Jausiers. Dans le cercle des montagnes, le regard perd un tantinet le sens des proportions. Seules les maisons, toutes menues en bas, blotties dans la verdure, permettent de réaliser l’immensité de l’Auguste Personnage qui, balayant tout le flanc montagneux de sa traîne brumeuse, avance à pas majestueux dans le ciel. Son visage se perd au sein des nuées mais ses épaules et le mouvement de son corps se distinguent aisément, au déplacement de sa cape de blanche pluie. Un dieu passe.

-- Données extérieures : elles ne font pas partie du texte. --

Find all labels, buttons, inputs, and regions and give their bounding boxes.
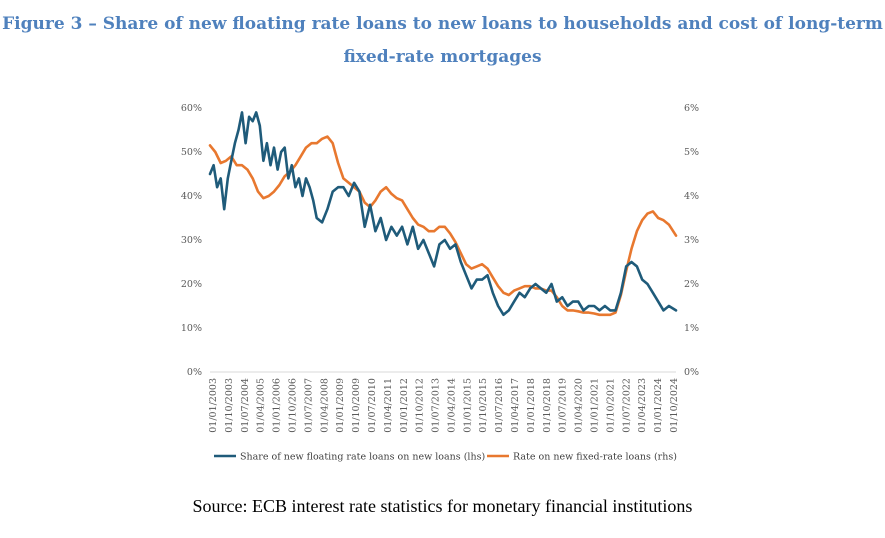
legend-item-fixed-rate: Rate on new fixed-rate loans (rhs) <box>487 452 677 463</box>
series-line-floating-share <box>208 111 678 317</box>
x-tick-label: 01/07/2010 <box>367 378 378 433</box>
series-layer <box>208 111 678 317</box>
x-tick-label: 01/04/2014 <box>446 378 457 433</box>
x-tick-label: 01/10/2018 <box>542 378 553 433</box>
x-tick-label: 01/01/2009 <box>335 378 346 433</box>
x-tick-label: 01/04/2008 <box>319 378 330 433</box>
figure-title-line-1: Figure 3 – Share of new floating rate lo… <box>2 14 883 34</box>
x-tick-label: 01/07/2007 <box>303 378 314 433</box>
x-tick-label: 01/07/2019 <box>558 378 569 433</box>
x-tick-label: 01/10/2003 <box>224 378 235 433</box>
x-tick-label: 01/04/2011 <box>383 378 394 433</box>
left-y-axis: 0% 10% 20% 30% 40% 50% 60% <box>181 103 202 378</box>
figure-title: Figure 3 – Share of new floating rate lo… <box>0 8 885 74</box>
x-tick-label: 01/10/2009 <box>351 378 362 433</box>
x-tick-label: 01/01/2024 <box>653 378 664 433</box>
x-tick-label: 01/07/2004 <box>240 378 251 433</box>
x-tick-label: 01/10/2024 <box>669 378 680 433</box>
left-y-tick-label: 30% <box>181 235 202 246</box>
right-y-tick-label: 0% <box>684 367 699 378</box>
x-tick-label: 01/10/2015 <box>478 378 489 433</box>
x-tick-label: 01/07/2013 <box>431 378 442 433</box>
right-y-tick-label: 3% <box>684 235 699 246</box>
x-tick-label: 01/01/2012 <box>399 378 410 433</box>
x-tick-label: 01/10/2021 <box>605 378 616 433</box>
source-note: Source: ECB interest rate statistics for… <box>192 496 693 516</box>
legend-label: Rate on new fixed-rate loans (rhs) <box>513 452 677 463</box>
x-tick-label: 01/07/2022 <box>621 378 632 433</box>
x-tick-label: 01/04/2020 <box>574 378 585 433</box>
x-tick-label: 01/01/2015 <box>462 378 473 433</box>
x-axis: 01/01/2003 01/10/2003 01/07/2004 01/04/2005… <box>208 378 680 433</box>
x-tick-label: 01/04/2017 <box>510 378 521 433</box>
right-y-tick-label: 4% <box>684 191 699 202</box>
right-y-tick-label: 6% <box>684 103 699 114</box>
right-y-axis: 0% 1% 2% 3% 4% 5% 6% <box>684 103 699 378</box>
legend-item-floating-share: Share of new floating rate loans on new … <box>214 452 485 463</box>
left-y-tick-label: 50% <box>181 147 202 158</box>
x-tick-label: 01/10/2006 <box>287 378 298 433</box>
figure-title-line-2: fixed-rate mortgages <box>343 47 542 67</box>
x-tick-label: 01/07/2016 <box>494 378 505 433</box>
x-tick-label: 01/01/2003 <box>208 378 219 433</box>
right-y-tick-label: 5% <box>684 147 699 158</box>
x-tick-label: 01/04/2005 <box>256 378 267 433</box>
left-y-tick-label: 0% <box>187 367 202 378</box>
right-y-tick-label: 2% <box>684 279 699 290</box>
legend-label: Share of new floating rate loans on new … <box>240 452 485 463</box>
x-tick-label: 01/01/2021 <box>590 378 601 433</box>
left-y-tick-label: 20% <box>181 279 202 290</box>
x-tick-label: 01/04/2023 <box>637 378 648 433</box>
x-tick-label: 01/01/2006 <box>272 378 283 433</box>
left-y-tick-label: 10% <box>181 323 202 334</box>
left-y-tick-label: 60% <box>181 103 202 114</box>
legend: Share of new floating rate loans on new … <box>214 452 677 463</box>
x-tick-label: 01/10/2012 <box>415 378 426 433</box>
left-y-tick-label: 40% <box>181 191 202 202</box>
right-y-tick-label: 1% <box>684 323 699 334</box>
x-tick-label: 01/01/2018 <box>526 378 537 433</box>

Archives mensuelles : août 2006
#1041
Jausiers. Basses-Alpes seulement de nom. Le citadin que je suis redécouvre chaque fois la montagne avec un peu d’émerveillement. Pique-nique en altitude au bord d’un torrent, paradisiqaque. Une cascade, une foumilière d’aiguilles de pin, une petit île de galets, le vaste tapis de la prairie. Les sapins qui descendent jusqu’au bord de notre alpage sont d’une douceur de peluche, les aiguilles si vertes et si douces: ce sont des épinettes, m’apprend mon guide (presque) indigène. Le lendemain, promenade de l’autre côté de la frontière. Bien nommé Piémont, où la montagne s’interrompt soudain pour laisser place à la plaine. Cité de Cuneo, j’emplis mes yeux et mes poumons d’une ville que je ne connaissais pas, toute de voûtes ombragées, d’églises romanes au portail baroque, de façades isabelle et de murs roses. Une librairie: en Italie aussi, ils ont des « hardcovers ». Bon sang, somme-nous donc le seul pays assez sot pour ne pas publier de ces beaux ouvrages reliés « en dur »? Quelle tristesse. J’avais déjà constaté tant aux Pays-Bas qu’en Catalogne que les « Hardcovers » existent là-bas aussi. Quelle absurdité culturelle fit que les éditeurs français ne lancèrent jamais ce format?
#1040
Lambesc. Tous volets fermés, la grande maison provençale reste à une température presque raisonnable. Installé dans le salon, assis sur une chaise en métal de Mallet-Stevens, je tape sur mon tout nouvel ordi portable, en profitant tout de même d’un peu de lumière naturelle — à l’autre bout de la pièce, un carré de jour jette sur le carreau des reflets blancs qu’une rangée de bouteilles en verre bleu teinte légèrement. Ce seul aperçu de l’extérieur me sauvegarde de la claustrophobie estivale. Et puis, tout de même, le matin presque jusqu’à midi, et le soir après que le soleil ait plongé derrière les collines nous pouvons de nouveau profiter de la vaste terrasse, respirer, guetter un gecko sur le mur ou admirer les effets des nuages avec le coucher. Des orages grondent, s’éloignent sans déverser une goutte.
#1039
Back home. Il fait délicieusement frais, fort heureusement, alors que je craignais de revenir dans une fournaise où il est difficile de travailler. Sans accès à une connexion, au coeur de la Provence puis haut perché dans les Basses-Alpes, j’ai cependant rédigé quelques entrées de blogue durant cette « deuxième jambe » (anglicisme) de mes déplacements estivaux. Je les posterai jour après jour, je pense.